O fundo, antes de mais nada: tem mais alguns solavancos, “Gosto muito”, sorri Pirovano com o entusiasmo de um estreante, “Também me diverti ontem quando objetivamente ninguém se divertiu”. Fica a incógnita da neve, depois das nevascas dos últimos dias seguidas de altas temperaturas: “Não existe aquela dureza seletiva que sempre encontramos na Copa do Mundo”, explica Goggia, que prevê uma corrida com muitos competidores. Há o clima desconhecido, que atormentou as provas: a primeira foi cancelada, a segunda foi realizada aos trancos e barrancos entre uma interrupção e outra e com o freio de mão acionado, a terceira foi interrompida após os primeiros 23 atletas (Nadia Delago não desceu, que de qualquer forma não estará na partida de amanhã). Ontem, no início da tarde, a área de chegada foi afetada por fortes nevascas durante alguns minutos. Mas hoje esperamos bom tempo, portanto condições completamente diferentes das vistas até agora.

Brignone estará lá

Uma incógnita eliminou Brignone, que estava em dúvida nas últimas semanas. Depois de esquiar apenas algumas vezes, a garota do Vale de Aosta empurrou do início ao fim e alcançou o sétimo lugar atrás de Goggia e 93 centésimos de segundo do líder da classe americana Breezy Johnson. “A cada dia a confiança cresce”, explica, dizendo que no sábado à noite depois de ser porta-bandeira teve que colocar gelo, “eu estava com um joelho assim”, e que neste período as descidas de esqui são uma pequena pausa entre uma sessão de fisioterapia e outra. Palavras ditas antes de acompanhar a competição de estilo livre masculino: enquanto Pirovano, Goggia e Nicol Delago se reuniam para seguir seus companheiros, o sul-tirolês não queria spoilers. Elena Curtoni, deixada de fora do quarteto, ficou decepcionada: “Gostaria de ter ido ladeira abaixo”. Ele terá que se limitar ao Super-G: “E quem sabe? Até ontem eram certas coisas diferentes, mas no Super-G acho que sim”.

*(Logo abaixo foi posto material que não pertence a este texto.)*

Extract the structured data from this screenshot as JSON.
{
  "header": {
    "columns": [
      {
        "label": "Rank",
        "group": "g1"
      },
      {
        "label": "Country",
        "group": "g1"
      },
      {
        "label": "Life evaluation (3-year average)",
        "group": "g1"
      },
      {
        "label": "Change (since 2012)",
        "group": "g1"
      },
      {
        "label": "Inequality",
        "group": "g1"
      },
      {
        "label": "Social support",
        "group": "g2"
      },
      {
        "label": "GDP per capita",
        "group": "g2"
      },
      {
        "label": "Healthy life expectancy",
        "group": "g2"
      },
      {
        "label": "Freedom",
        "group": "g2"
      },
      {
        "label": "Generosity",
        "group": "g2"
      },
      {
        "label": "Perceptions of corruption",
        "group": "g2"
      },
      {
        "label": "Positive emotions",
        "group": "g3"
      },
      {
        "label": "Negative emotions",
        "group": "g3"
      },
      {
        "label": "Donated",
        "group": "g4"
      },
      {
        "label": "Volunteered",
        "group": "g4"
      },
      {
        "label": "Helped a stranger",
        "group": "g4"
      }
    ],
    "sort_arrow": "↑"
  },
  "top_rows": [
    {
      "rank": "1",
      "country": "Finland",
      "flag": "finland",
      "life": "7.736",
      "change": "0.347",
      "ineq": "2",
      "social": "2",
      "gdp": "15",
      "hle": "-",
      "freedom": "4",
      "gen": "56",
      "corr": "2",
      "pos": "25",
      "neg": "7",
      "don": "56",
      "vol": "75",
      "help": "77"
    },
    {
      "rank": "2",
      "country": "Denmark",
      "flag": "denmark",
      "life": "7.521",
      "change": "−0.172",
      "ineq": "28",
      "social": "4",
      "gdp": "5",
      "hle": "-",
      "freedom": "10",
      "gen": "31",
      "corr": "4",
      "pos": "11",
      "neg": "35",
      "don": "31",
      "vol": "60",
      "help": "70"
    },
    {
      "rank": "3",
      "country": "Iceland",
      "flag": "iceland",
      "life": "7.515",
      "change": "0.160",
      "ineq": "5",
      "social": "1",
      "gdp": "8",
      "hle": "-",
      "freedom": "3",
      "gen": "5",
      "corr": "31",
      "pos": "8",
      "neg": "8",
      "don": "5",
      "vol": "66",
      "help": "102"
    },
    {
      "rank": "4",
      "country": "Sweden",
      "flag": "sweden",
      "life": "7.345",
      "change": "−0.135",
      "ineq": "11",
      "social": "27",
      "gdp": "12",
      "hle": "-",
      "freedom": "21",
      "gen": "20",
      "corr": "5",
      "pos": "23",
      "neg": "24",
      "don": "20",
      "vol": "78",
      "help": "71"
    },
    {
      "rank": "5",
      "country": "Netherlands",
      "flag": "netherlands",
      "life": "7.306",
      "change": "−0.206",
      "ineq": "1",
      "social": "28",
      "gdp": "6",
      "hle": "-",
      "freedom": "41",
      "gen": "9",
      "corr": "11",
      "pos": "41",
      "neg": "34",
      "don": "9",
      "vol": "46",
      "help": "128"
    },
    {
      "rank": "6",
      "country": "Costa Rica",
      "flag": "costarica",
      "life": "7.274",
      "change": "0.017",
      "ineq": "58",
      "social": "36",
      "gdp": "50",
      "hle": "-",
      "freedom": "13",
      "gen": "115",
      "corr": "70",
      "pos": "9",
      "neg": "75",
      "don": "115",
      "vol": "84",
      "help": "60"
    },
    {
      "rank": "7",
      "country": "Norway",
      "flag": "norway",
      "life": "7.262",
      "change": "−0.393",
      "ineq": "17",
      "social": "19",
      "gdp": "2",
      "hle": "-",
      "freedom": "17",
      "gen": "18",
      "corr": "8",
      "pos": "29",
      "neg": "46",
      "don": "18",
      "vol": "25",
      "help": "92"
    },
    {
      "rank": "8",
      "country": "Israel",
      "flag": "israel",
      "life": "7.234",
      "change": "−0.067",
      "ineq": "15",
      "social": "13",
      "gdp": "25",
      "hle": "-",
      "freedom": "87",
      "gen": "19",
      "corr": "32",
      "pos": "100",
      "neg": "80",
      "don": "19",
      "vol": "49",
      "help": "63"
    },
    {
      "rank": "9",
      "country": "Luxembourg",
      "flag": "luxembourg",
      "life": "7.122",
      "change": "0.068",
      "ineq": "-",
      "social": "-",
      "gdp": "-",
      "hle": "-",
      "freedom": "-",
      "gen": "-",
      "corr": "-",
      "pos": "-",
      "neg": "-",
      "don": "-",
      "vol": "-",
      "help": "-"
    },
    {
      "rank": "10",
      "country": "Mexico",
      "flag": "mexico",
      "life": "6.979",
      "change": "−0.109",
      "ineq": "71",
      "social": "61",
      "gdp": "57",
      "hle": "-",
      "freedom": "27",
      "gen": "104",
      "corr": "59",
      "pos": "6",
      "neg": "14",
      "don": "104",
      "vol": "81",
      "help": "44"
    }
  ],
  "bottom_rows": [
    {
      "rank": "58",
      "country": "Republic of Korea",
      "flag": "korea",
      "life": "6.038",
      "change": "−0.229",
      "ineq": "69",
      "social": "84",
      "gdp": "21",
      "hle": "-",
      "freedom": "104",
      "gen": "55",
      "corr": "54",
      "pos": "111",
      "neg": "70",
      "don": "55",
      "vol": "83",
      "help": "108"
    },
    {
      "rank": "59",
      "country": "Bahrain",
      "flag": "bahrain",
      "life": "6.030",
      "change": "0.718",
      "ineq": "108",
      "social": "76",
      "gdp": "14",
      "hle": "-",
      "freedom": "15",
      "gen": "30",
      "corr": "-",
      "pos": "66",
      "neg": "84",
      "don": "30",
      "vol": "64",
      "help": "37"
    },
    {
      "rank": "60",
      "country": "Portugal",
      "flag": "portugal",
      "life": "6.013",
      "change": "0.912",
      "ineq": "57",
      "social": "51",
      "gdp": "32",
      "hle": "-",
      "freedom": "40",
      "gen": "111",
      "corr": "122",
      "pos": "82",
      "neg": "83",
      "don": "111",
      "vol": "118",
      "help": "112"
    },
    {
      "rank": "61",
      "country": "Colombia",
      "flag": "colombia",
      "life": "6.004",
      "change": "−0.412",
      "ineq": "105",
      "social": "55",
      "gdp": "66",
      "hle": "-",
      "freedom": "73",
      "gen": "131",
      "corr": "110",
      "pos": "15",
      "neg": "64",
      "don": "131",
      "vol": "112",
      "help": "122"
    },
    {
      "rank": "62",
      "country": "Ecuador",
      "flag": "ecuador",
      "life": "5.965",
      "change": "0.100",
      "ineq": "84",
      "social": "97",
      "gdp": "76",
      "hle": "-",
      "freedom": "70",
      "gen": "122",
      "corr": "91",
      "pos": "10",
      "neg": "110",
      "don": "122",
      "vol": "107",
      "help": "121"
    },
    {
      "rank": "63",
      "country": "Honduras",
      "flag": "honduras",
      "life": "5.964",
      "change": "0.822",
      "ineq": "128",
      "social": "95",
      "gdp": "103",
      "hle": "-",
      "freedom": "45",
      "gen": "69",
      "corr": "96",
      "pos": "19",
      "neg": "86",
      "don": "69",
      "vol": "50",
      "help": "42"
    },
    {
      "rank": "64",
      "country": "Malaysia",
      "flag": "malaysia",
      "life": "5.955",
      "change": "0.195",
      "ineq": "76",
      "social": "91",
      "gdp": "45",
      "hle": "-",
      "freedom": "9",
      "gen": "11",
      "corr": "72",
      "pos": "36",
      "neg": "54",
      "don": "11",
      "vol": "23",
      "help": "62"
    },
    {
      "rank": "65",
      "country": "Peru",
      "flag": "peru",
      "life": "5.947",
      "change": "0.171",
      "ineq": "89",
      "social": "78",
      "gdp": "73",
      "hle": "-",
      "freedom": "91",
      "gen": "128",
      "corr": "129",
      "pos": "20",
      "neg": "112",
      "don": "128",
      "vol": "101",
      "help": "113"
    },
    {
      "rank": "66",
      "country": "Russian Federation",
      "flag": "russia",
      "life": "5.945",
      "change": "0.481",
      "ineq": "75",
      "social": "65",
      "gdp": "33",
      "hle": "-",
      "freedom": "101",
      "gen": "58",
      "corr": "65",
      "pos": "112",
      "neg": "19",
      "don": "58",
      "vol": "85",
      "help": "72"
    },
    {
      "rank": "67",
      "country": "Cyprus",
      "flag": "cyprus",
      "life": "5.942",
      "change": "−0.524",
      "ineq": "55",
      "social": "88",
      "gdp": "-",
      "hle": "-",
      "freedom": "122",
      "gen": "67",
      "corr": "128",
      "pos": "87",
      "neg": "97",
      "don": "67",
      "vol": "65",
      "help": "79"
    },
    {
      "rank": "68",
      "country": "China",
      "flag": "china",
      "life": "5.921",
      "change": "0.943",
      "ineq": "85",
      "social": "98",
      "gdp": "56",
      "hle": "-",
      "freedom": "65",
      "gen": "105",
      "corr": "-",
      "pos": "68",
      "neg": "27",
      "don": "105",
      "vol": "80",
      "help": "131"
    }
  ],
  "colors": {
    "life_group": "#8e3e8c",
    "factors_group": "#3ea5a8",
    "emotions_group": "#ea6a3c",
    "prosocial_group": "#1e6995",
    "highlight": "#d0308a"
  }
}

Goggia: “Destaque para a americana Lindsey Vonn”

Goggia estuda o quebra-cabeça da trave inicial, que ontem de manhã a fez perder todos os mais de oito décimos que sofreu no atraso final em relação a Johnson: “Fiz exatamente o que queria em 80% da pista, mas faltam aqueles 20% para acertar porque temos que fazer tudo perfeito amanhã. Os candidatos são muitos, mas é inútil fingir que os holofotes não estão na americana Lindsey Vonn, terceira na linha de chegada apesar da ruptura do ligamento anunciada em coletiva de imprensa. “Lembro como eu estava e não tinha quebrado completamente”, comenta Goggia. Uma performance de ficção científica? “Para a posteridade, a árdua sentença”, interrompe o bérgamo que cairá com o número 15, dois números depois de Vonn. O primeiro italiano na pista será Brignone, número 3, seguido de Delago e Pirovano com 7 e 8. O encontro é às 11h30.